L’état des collectivités, les cadis, l’autonomie du département… autant de sujets abordés avec le président du Conseil économique, social et environnemental (CESE) national, arrivé ce lundi à Mayotte. Le représentant de la troisième assemblée de France, derrière l’Assemblée nationale et le Sénat, a accordé une interview exclusive au JDM.
JDM : « C’est la première fois que vous venez à Mayotte, mais vous connaissez déjà l’île… »
Jean-Paul Delevoye : «Oui, car dès mon élection en 2010, j’ai voulu la création de la Délégation Outre-mer qui traite de tous les problèmes communs aux territoires ultramarins. Plusieurs rapports ont été produits, qui peuvent aller des problématiques des plateaux continentaux à l’insertion des jeunes. Le dernier portait sur les échanges que nous avons eus avec trois associations Caritas-Secours Catholique, Apprentis d’Auteuil et Médecin du Monde à propos de la jeunesse de Mayotte, qui a donné lieu à une restitution de qualité en direct.
J’ai une obsession : que les élus métropolitains voient les Outre-mer comme une chance à l’heure de la mondialisation. Il faut notamment envisager Mayotte comme un territoire d’expérimentation, que le préfet puisse adapter les objectifs publics à la situation locale. »
Vous qui avez présidé une mission sénatoriale sur le bilan de la décentralisation en 2000, pensez-vous les objectifs atteints à Mayotte ?
Jean-Paul Delevoye : « Il y a des méthodes, des chemins, des temporalités à adapter : on ne peut pas basculer d’un coup d’une société traditionnelle au XXIème siècle. Lorsqu’on se donne comme objectif l’apprentissage du français par exemple, il faut peut-être ici s’appuyer sur les langues vernaculaires. Nous devons être ferme sur les objectifs, souples sur les moyens pour les atteindre »
« Pas d’administration cadiale »
Vous avez travaillé sur l’implantation à Mayotte de la fonction publique avec Abdou Dahalani, président du CESE Mahorais en 2010. Quels sont les leviers d’amélioration ?

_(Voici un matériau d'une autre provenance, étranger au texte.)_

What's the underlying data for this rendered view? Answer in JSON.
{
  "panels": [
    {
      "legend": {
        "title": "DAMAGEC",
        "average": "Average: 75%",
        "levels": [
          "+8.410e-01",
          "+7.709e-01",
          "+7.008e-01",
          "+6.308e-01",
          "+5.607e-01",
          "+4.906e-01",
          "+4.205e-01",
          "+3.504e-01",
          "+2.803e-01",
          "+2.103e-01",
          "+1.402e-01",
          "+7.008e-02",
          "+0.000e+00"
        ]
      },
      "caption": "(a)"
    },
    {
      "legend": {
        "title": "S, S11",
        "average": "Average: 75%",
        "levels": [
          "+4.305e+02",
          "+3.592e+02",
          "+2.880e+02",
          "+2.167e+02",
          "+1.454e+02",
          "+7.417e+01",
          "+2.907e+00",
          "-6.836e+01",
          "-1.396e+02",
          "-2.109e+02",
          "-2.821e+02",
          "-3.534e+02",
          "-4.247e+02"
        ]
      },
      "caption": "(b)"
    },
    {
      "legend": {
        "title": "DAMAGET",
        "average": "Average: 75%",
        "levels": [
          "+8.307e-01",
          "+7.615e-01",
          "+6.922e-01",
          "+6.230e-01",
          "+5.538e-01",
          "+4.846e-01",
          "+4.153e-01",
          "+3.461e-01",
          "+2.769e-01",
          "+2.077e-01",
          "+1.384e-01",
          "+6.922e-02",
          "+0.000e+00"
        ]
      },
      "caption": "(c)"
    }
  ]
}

Jean-Paul Delevoye : “Au delà du statut, il faudra aider les collectivités locales à sortir du piège dans lequel elles sont tombées. On ne peut pas jouer le rôle d’amortisseur social et impulser un développement économique. Elles risquent d’être incapables de répondre à un cofinancement des programmes économiques du département. »
Vous avez rencontré le Grand Cadi ce lundi après-midi. Un signe fort pour leur réhabilitation ?
Jean-Paul Delevoye : « En tant que médiateur de la République (poste qu’il a occupé jusqu’en 2011, ndlr), j’ ai travaillé sur le fait religieux. Notre système économique peut créer de l’exclusion, mais le système religieux peut être facteur de violences communautaires. Il faut des lieux d’apaisement. C’est pour cela que j’ai voulu rencontrer les cadis. Ce sont des autorités morales et ils ont démontré qu’ils jouent parfaitement leur rôle de médiateurs. »
Jusqu’à mettre en place une administration cadiale ?
Jean-Paul Delevoye : « Non, on ne pourra pas aller jusqu’à adopter une administration cadiale. La constitution française est basée sur la laïcité, elle ne peut se permettre d’avoir une administration religieuse en son sein. On peut par contre mettre en place des contractualisations qui permettraient de concilier les exigences de la République et celles des autorités morales. »
Jean-Paul Delevoye est accompagné de Gérard Grignon, président de la délégation à l’Outre-mer du CESE. Ils visiteront demain le BSMA (Bataillon du Service Militaire Adapté) que le président du CESE considère comme « un modèle d’insertion particulièrement réussi », et que le président Hollande adapte dans l’Hexagone. Ils auront réservé leur matinée au secteur agricole.
L’après-midi, la délégation visitera le Pôle Mère-enfant du Centre hospitalier de Mayotte qu’avait inauguré George Pau-Langevin.
Mercredi c’est le Centre de rétention administrative (CRA) qui accueille quotidiennement les migrants, qui sera le but de la visite avec un passage par le nouveau CRA en construction.
C’est par la rencontre avec leurs pairs du CESE Mahorais que se terminera la visite de Jean-Paul Delevoye et Gérard Grignon.